In 2008 Dick Cheney declined to pursue a third term due to his failing health. A delegation of the nation’s civic and religious leaders entered the National Archives after several days’ fasting and purification and, after lifting the Shroud upon the Constitution, declared that the proper thing to do in this sort of situation was to hold an election.
Genesis 4:5 says that “The Lord looked with favor on Abel and his offering, but on Cain and his offering he did not look with favor.” The situation is kabbalistically reenacted every four years, when a candidate named some variant of “Cain” must lose at some stage in a US Presidential election. In 2016 it was Tim Kaine. In 2012 it was Herman Cain. In 2008 the unlucky role fell to war hero John McCain, who ran a strong race based on a platform of campaign finance reform and military leadership.
On the Democratic side, Hillary Clinton originally looked set to sweep the national vote based on her connections and name recognition. Then things got interesting. People all around the country started talking about “hope” and “change” and “yes we can”. New political phenomenon Barack Obama inspired huge crowds wherever he went. The older, stodgier candidates were swept aside in the wave of enthusiasm at the revolution he promised.
Me, I figured he was probably a demon.
I mean, I’ve read enough folktales to recognize the basic arc. A mysterious tall dark stranger arrives in the capital and quickly gains the ears of the court. There’s no particular reason why anyone should like him, but everyone who listens to him can’t shake the feeling that he’s a trustworthy, intelligent figure. When he’s out of earshot, the nobles of the land plot against him, wondering how such a relative lightweight could dream of usurping their power – but as soon as he speaks to them in his smooth, calming voice, they immediately forget what they were going to do and join in the universal chorus of praise.
And in every one of those folktales, the stranger turns out to be a demon.
Obama laughed off people’s fears. But when his detractors asked him to produce a birth certificate, to prove that he had in fact been born, he expressed outrage and declined as a matter of principle. He said that his father had been a goat-herd from rural Kenya but was now dead – a claim which was suspiciously convenient, even ignoring the symbolic connotations of goats. He tried to prove he was a family man by showing off his daugher Malia, then categorically refused to answer questions about what kind of person would name their firstborn after the abstract concept of evil.
Luke 10:18 says “And he said unto them, I beheld Satan as lightning fall from heaven.” “Lightning” in Hebrew is “barak”. Isaiah 14:14 describes Satan’s fall from “the height of the clouds”; the word for “height” in this passage, referring to Heaven, is “bama”. Thus “lightning and heaven” would be “barak o’bama”. Sure, all of the bigshot Bible scholars point out that Jesus would have been speaking in Aramaic rather than Hebrew, and that there are many terms for Heaven more common than Isaiah’s idiom, and that you would have to be a raving lunatic conspiracy theorist to make the connection. But did not Jesus say only three verses later, that “You have hidden these things from the wise and learned, and revealed them to little children”? And that “I tell you that many prophets and kings wanted to see what you see but did not see it, and to hear what you hear but did not hear it”?
On the other hand, the previous president had been Dick Cheney, so all of this sort of paled in comparison and Obama was elected in a landslide. Some people vaguely remembered that before it was Shrouded the Constitution had received an amendment saying something about a medical examination to make sure the president was human.
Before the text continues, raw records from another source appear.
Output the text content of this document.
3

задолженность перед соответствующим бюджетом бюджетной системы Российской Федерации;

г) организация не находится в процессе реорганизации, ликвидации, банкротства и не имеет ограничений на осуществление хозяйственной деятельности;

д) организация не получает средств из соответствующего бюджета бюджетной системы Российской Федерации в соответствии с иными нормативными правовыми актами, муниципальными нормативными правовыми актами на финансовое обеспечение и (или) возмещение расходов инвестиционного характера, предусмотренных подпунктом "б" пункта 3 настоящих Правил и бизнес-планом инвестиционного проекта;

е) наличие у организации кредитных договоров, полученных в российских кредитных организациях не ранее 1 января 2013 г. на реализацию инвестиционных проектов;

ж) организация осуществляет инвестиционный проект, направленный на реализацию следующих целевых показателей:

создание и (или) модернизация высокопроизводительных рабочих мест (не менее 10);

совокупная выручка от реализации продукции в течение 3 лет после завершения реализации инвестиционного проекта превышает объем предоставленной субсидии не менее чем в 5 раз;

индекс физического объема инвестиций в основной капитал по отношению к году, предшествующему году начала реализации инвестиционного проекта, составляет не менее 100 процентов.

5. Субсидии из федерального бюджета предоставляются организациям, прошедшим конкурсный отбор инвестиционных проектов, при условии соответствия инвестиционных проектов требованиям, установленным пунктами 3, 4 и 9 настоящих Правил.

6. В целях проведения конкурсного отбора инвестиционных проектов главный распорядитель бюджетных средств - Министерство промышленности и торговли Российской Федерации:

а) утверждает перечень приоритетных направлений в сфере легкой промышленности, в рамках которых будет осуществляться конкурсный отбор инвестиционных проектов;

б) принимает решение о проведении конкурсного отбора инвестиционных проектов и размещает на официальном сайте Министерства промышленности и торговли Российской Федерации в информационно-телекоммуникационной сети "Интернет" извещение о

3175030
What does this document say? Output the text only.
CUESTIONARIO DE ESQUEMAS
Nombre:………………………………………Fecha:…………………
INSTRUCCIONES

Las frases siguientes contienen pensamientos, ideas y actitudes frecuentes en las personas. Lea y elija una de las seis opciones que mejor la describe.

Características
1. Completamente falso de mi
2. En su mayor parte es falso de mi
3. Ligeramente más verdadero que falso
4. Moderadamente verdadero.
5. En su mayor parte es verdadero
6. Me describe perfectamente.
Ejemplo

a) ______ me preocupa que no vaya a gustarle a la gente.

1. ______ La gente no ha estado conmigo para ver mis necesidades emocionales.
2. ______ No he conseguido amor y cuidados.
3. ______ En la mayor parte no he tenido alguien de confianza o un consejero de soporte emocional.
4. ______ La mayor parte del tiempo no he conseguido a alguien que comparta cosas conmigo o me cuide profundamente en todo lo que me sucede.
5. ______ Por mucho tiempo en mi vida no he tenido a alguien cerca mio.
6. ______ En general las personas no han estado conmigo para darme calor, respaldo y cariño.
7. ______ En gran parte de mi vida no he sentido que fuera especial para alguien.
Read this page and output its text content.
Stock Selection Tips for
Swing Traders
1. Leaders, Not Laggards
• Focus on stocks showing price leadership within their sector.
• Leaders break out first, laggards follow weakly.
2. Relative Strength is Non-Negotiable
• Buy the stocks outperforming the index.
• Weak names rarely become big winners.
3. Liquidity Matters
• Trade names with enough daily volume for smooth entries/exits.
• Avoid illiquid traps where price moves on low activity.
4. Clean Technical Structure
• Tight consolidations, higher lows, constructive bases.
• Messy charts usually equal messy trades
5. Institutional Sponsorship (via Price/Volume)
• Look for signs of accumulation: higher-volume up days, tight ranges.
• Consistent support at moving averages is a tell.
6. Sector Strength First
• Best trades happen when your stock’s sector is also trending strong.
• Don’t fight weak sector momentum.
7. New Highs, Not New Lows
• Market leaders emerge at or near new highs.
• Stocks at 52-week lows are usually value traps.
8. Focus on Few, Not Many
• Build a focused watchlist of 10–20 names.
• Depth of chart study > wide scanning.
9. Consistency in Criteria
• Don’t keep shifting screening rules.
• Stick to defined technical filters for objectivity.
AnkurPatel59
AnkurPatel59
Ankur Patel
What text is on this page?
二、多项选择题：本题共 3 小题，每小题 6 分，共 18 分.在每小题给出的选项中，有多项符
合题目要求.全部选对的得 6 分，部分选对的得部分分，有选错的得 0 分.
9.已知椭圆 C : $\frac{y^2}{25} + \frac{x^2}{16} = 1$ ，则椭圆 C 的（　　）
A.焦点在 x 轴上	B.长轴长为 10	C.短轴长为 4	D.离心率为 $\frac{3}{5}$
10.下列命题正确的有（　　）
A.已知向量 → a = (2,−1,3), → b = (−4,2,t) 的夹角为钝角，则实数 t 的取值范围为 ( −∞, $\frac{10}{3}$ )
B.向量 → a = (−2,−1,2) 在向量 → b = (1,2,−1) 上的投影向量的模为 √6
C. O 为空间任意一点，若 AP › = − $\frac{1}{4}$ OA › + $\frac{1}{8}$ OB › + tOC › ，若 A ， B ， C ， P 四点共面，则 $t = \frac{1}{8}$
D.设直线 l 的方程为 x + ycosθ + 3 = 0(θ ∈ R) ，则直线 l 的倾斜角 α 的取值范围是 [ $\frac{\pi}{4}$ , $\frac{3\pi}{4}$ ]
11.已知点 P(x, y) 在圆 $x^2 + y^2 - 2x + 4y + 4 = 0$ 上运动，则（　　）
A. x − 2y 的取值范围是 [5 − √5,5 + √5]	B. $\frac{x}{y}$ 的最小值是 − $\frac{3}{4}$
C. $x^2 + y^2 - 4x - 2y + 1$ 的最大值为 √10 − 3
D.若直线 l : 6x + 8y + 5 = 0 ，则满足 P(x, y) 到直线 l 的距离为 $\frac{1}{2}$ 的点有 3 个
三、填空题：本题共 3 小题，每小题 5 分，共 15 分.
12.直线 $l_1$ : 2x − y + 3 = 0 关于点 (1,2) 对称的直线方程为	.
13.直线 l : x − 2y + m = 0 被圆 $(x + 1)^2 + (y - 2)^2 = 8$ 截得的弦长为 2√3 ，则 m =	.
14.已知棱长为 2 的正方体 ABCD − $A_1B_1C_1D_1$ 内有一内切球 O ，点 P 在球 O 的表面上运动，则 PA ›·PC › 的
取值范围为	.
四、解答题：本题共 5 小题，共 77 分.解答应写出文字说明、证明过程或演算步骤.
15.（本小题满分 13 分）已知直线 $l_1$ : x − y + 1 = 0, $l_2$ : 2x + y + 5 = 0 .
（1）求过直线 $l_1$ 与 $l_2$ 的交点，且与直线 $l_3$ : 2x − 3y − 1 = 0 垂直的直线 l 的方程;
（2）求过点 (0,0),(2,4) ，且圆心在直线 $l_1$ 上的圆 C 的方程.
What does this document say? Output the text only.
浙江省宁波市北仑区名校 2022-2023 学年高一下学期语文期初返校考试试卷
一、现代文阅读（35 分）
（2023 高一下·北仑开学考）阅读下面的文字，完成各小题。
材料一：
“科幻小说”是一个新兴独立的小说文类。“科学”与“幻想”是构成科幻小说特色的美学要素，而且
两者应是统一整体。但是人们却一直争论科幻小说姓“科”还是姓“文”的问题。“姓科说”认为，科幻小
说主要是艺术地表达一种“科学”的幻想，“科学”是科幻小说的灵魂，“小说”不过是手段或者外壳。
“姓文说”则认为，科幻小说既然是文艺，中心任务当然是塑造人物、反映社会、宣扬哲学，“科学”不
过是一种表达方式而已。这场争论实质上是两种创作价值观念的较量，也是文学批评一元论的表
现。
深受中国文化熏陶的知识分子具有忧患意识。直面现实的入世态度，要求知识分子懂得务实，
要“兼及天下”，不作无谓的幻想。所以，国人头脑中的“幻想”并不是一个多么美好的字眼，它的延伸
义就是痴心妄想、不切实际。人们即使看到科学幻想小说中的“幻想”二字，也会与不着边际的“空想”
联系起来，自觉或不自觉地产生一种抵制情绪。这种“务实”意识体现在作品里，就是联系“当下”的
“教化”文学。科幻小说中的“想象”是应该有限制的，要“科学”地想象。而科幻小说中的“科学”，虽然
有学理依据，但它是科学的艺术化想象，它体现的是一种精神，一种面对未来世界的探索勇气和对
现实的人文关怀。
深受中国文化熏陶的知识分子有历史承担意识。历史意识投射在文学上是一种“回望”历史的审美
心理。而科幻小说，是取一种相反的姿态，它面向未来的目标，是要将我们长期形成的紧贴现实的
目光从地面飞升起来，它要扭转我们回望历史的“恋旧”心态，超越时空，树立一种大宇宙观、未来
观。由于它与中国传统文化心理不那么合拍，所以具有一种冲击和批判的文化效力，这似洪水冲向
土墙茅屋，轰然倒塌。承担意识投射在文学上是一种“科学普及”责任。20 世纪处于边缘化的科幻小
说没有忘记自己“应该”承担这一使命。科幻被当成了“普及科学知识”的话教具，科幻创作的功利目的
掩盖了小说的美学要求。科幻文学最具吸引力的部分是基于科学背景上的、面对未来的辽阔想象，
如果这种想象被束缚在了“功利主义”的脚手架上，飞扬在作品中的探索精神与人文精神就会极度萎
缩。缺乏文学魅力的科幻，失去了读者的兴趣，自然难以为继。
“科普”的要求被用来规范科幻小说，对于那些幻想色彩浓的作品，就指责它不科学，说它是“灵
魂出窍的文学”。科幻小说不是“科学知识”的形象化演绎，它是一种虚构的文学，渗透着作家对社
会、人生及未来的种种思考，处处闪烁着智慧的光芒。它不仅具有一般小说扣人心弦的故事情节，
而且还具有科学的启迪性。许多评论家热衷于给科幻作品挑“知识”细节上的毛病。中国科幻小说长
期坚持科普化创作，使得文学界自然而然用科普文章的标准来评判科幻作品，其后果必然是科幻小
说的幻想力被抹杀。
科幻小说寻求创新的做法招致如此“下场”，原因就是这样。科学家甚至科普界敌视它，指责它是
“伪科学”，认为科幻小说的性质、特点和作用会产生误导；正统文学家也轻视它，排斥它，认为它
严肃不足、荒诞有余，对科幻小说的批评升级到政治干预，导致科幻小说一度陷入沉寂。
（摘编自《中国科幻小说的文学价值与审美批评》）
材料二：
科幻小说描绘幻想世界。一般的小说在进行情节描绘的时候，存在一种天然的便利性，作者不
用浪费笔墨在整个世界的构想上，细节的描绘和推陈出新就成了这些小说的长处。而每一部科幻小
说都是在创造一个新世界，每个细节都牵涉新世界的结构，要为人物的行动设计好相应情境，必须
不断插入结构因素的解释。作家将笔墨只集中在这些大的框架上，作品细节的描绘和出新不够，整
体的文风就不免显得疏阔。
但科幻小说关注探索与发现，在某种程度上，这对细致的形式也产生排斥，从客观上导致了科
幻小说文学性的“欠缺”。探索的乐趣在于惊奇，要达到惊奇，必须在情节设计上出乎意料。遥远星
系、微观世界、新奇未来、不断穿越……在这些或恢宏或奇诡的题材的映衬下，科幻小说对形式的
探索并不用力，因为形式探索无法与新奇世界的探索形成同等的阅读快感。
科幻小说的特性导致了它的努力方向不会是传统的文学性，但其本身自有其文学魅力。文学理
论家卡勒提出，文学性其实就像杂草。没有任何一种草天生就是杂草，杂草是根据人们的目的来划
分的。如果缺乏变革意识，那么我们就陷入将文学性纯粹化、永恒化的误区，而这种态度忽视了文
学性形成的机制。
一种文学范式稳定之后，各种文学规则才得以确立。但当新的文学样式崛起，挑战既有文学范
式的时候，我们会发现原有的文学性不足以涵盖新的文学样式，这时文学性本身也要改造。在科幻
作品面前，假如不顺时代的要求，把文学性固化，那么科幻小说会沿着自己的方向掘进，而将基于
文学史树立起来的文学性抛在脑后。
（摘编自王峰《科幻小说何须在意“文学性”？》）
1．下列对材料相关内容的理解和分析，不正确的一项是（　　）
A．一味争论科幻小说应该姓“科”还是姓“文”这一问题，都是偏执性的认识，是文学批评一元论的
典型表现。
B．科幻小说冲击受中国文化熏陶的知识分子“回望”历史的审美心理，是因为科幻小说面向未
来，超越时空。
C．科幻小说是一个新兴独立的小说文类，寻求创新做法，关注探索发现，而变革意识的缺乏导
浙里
But everyone agreed this would be extremely racist under the circumstances and could be skipped.
Only a handful of scholars and kabbalists remembered the words of the poet, who had prophecied almost eighty years before:
And at the last from inner Egypt came
The strange dark One to whom the fellahs bowed;
Silent and lean and cryptically proud,
And wrapped in fabrics Red as sunset flame.
Throngs pressed around, frantic for his commands,
But leaving, could not tell what they had heard:
While through the nations spread the awestruck word
That wild beasts followed him and licked his hands…
Or that the same prophecy ended:
…then, crushing what he had chanced to mould in play,
The idiot Chaos blew Earth’s dust away.